What they all agree on, however, is the crisis in Yemen has not seen the attention or coverage it deserves. In fact, numerous headlines and news stories over the past several years have dubbed Yemen the silent or forgotten war, ignored by the west, and effectively the world.

Urvi Chowdhury, the operations coordinator for this university’s UNICEF club, said she was drawn to issues like the crisis in Yemen because her own parents had lived through a war-torn environment, during the 1971 Liberation War in Bangladesh.

The sophomore neurobiology and physiology major said it was the momentum from the “student activism” energy this past summer, spurred by the pandemic and protests over police brutality, that made their social media fundraising campaign especially effective, allowing them to raise $4,000.

But it wasn’t until she started fundraising for Yemen that she understood the magnitude, or even became aware, of the crisis. That extended to family, friends and others also involved with the club, adding they weren’t familiar with the scope of the humanitarian crisis until the social media fundraisers.

Isaac said while the reach and depth of CNN’s investigative segment on the war — aired on The Lead with Jake Tapper — was incredibly impactful, it was an “exception to the rule” when it comes to mainstream media coverage.

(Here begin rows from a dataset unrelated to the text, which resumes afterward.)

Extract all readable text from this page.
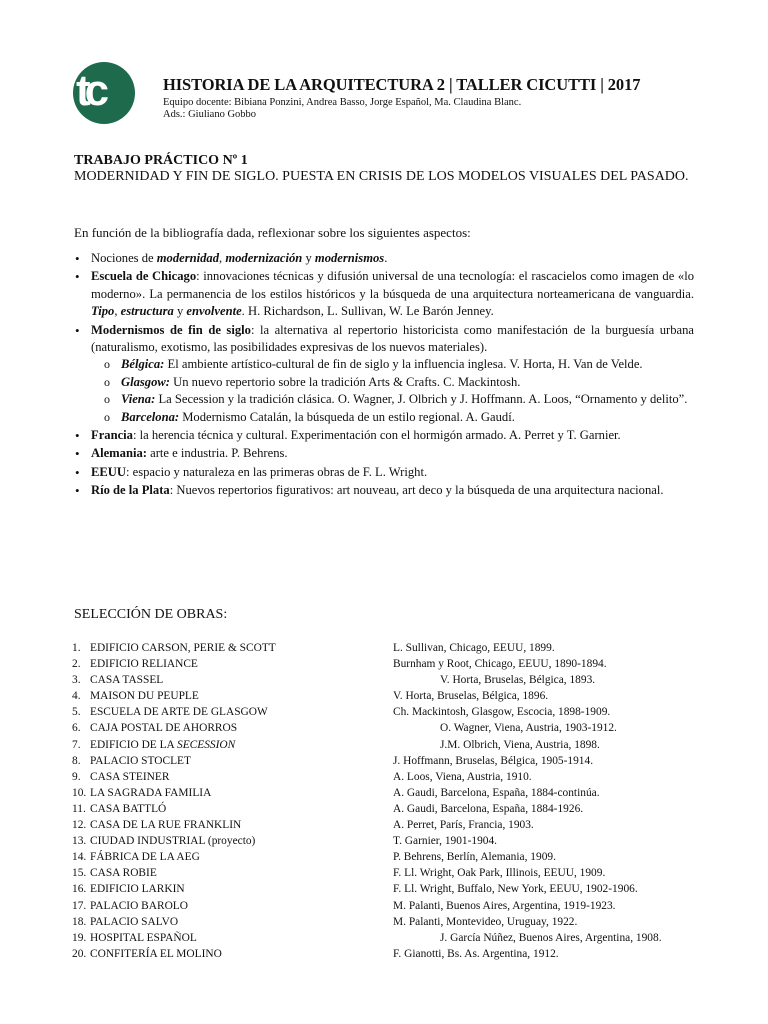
tc	HISTORIA DE LA ARQUITECTURA 2 | TALLER CICUTTI | 2017
Equipo docente: Bibiana Ponzini, Andrea Basso, Jorge Español, Ma. Claudina Blanc.
Ads.: Giuliano Gobbo
TRABAJO PRÁCTICO Nº 1
MODERNIDAD Y FIN DE SIGLO. PUESTA EN CRISIS DE LOS MODELOS VISUALES DEL PASADO.
En función de la bibliografía dada, reflexionar sobre los siguientes aspectos:
• Nociones de modernidad, modernización y modernismos.
• Escuela de Chicago: innovaciones técnicas y difusión universal de una tecnología: el rascacielos como imagen de «lo moderno». La permanencia de los estilos históricos y la búsqueda de una arquitectura norteamericana de vanguardia. Tipo, estructura y envolvente. H. Richardson, L. Sullivan, W. Le Barón Jenney.
• Modernismos de fin de siglo: la alternativa al repertorio historicista como manifestación de la burguesía urbana (naturalismo, exotismo, las posibilidades expresivas de los nuevos materiales).
o Bélgica: El ambiente artístico-cultural de fin de siglo y la influencia inglesa. V. Horta, H. Van de Velde.
o Glasgow: Un nuevo repertorio sobre la tradición Arts & Crafts. C. Mackintosh.
o Viena: La Secession y la tradición clásica. O. Wagner, J. Olbrich y J. Hoffmann. A. Loos, “Ornamento y delito”.
o Barcelona: Modernismo Catalán, la búsqueda de un estilo regional. A. Gaudí.
• Francia: la herencia técnica y cultural. Experimentación con el hormigón armado. A. Perret y T. Garnier.
• Alemania: arte e industria. P. Behrens.
• EEUU: espacio y naturaleza en las primeras obras de F. L. Wright.
• Río de la Plata: Nuevos repertorios figurativos: art nouveau, art deco y la búsqueda de una arquitectura nacional.
SELECCIÓN DE OBRAS:
1. EDIFICIO CARSON, PERIE & SCOTT	L. Sullivan, Chicago, EEUU, 1899.
2. EDIFICIO RELIANCE	Burnham y Root, Chicago, EEUU, 1890-1894.
3. CASA TASSEL	V. Horta, Bruselas, Bélgica, 1893.
4. MAISON DU PEUPLE	V. Horta, Bruselas, Bélgica, 1896.
5. ESCUELA DE ARTE DE GLASGOW	Ch. Mackintosh, Glasgow, Escocia, 1898-1909.
6. CAJA POSTAL DE AHORROS	O. Wagner, Viena, Austria, 1903-1912.
7. EDIFICIO DE LA SECESSION	J.M. Olbrich, Viena, Austria, 1898.
8. PALACIO STOCLET	J. Hoffmann, Bruselas, Bélgica, 1905-1914.
9. CASA STEINER	A. Loos, Viena, Austria, 1910.
10. LA SAGRADA FAMILIA	A. Gaudi, Barcelona, España, 1884-continúa.
11. CASA BATTLÓ	A. Gaudi, Barcelona, España, 1884-1926.
12. CASA DE LA RUE FRANKLIN	A. Perret, París, Francia, 1903.
13. CIUDAD INDUSTRIAL (proyecto)	T. Garnier, 1901-1904.
14. FÁBRICA DE LA AEG	P. Behrens, Berlín, Alemania, 1909.
15. CASA ROBIE	F. Ll. Wright, Oak Park, Illinois, EEUU, 1909.
16. EDIFICIO LARKIN	F. Ll. Wright, Buffalo, New York, EEUU, 1902-1906.
17. PALACIO BAROLO	M. Palanti, Buenos Aires, Argentina, 1919-1923.
18. PALACIO SALVO	M. Palanti, Montevideo, Uruguay, 1922.
19. HOSPITAL ESPAÑOL	J. García Núñez, Buenos Aires, Argentina, 1908.
20. CONFITERÍA EL MOLINO	F. Gianotti, Bs. As. Argentina, 1912.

“[We’ve] talked to folks who didn’t even know where Yemen was in the world…that is very much by design,” she said, pointing to the influence of corporate interests on media.

Schmitz also noted the difficulty for reporters to safely get on the ground in those regions. And that’s where protests like the ones led by YLM are essential, he added — to keep the effort in raising humanitarian aid on the forefront of people’s minds.

Early this year, the UN reported Yemen needed $4 billion to prevent massive famine. Donors failed to raise even half that.

“What would make a real difference, is if the international community stepped up. If the U.S. stepped up,” Schmitz said.